We also received written feedback from the British Medical Association.
The consultation findings
“When you’re in an appointment with whoever, your mind goes blank and the doctor takes over with the questions.”
The findings reinforced the view that patients and carers find it difficult to question health professionals. The feedback suggested that many participants had left medical appointments without all the information they would have liked. Some participants even suggested that many patients don’t feel they have ‘permission’ to ask health professionals questions.
“If you go in with a list of questions then you’re in with a shout.”
In light of this, the majority of participants felt that the production of a generic list of questions for patients would be a positive step towards more effective communication between patients and health professionals. Most people also felt that the questions would help to encourage patients to become more involved in their health care. And many of those involved in the research felt that the questions would help to reassure patients that they could ask questions about their health.

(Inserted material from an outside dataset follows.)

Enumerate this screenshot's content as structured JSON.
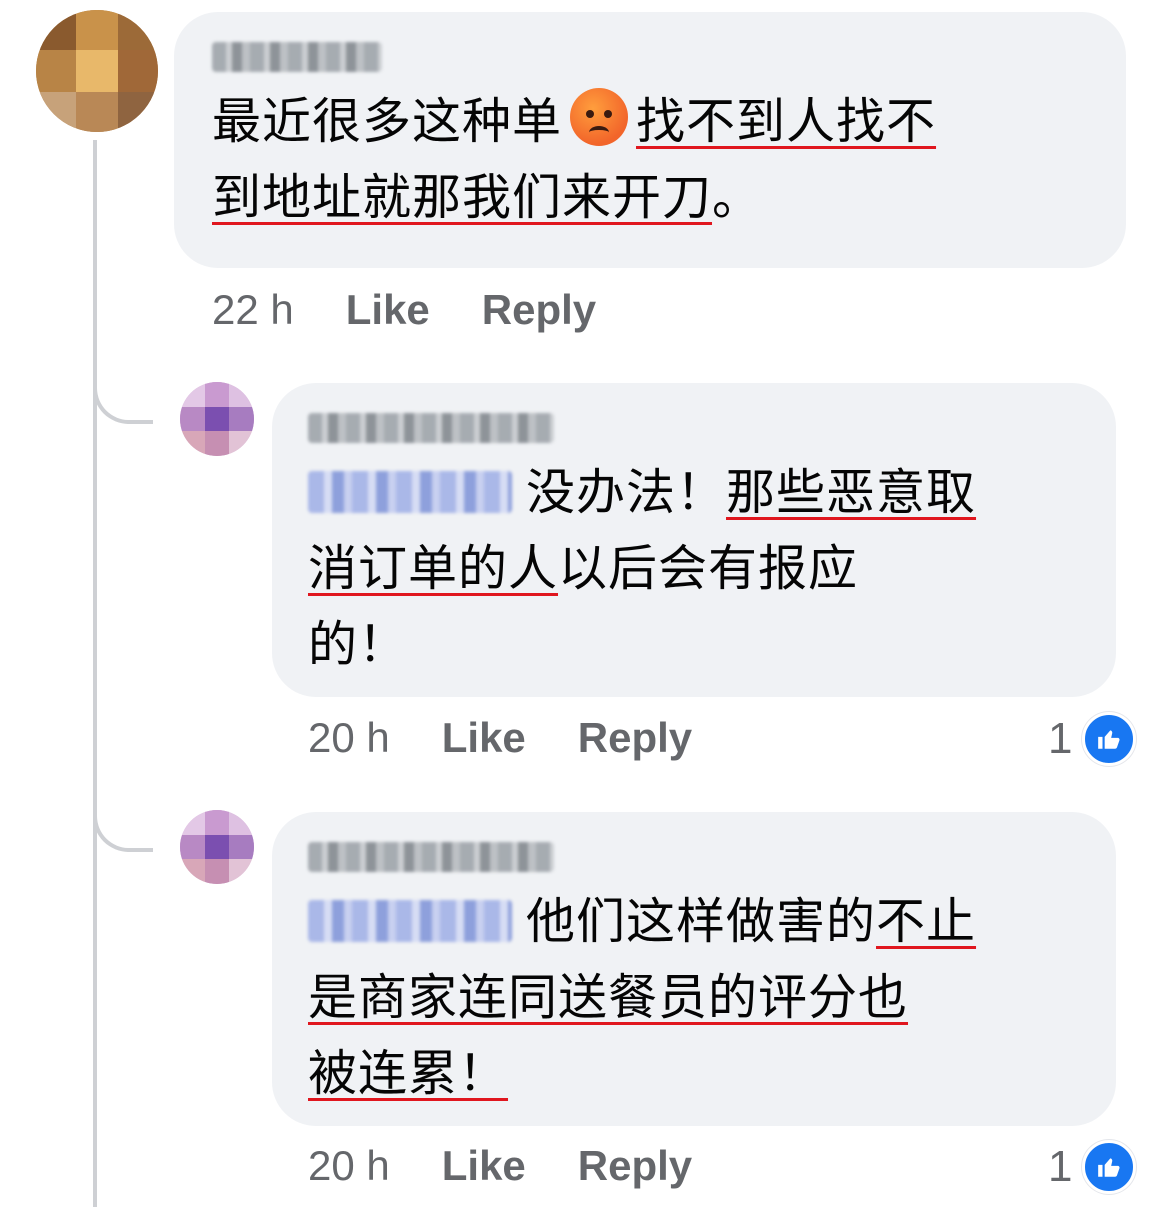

The feedback we received from the consultation exercises allowed us to make improvements to the content and layout of the questions and tips. We then completed a report for the Scottish Government, which summarised our overall findings, our suggested list of questions and tips, and our recommendations for taking this work forward.
For more information, you can download a copy of the consultation report.
The findings from the consultation with patients and health professionals were very encouraging but, to assess how effective the questions and tips could be in practice, we arranged for them to be evaluated in a pilot study.
We developed a leaflet called 'It's okay to ask!' for use in the pilot and commissioned George Street Research to help us run and evaluate the research. The research took place throughout October in three locations (two GP surgeries and one outpatient clinic) in NHS Lothian, with 200 members of the public taking part. NHS frontline staff were also interviewed to find out their views.
The findings from the pilot study showed that the majority of people felt reassured that it is okay to ask questions during health care consultation as a result of reading the leaflet, and many said that they would use the leaflet again.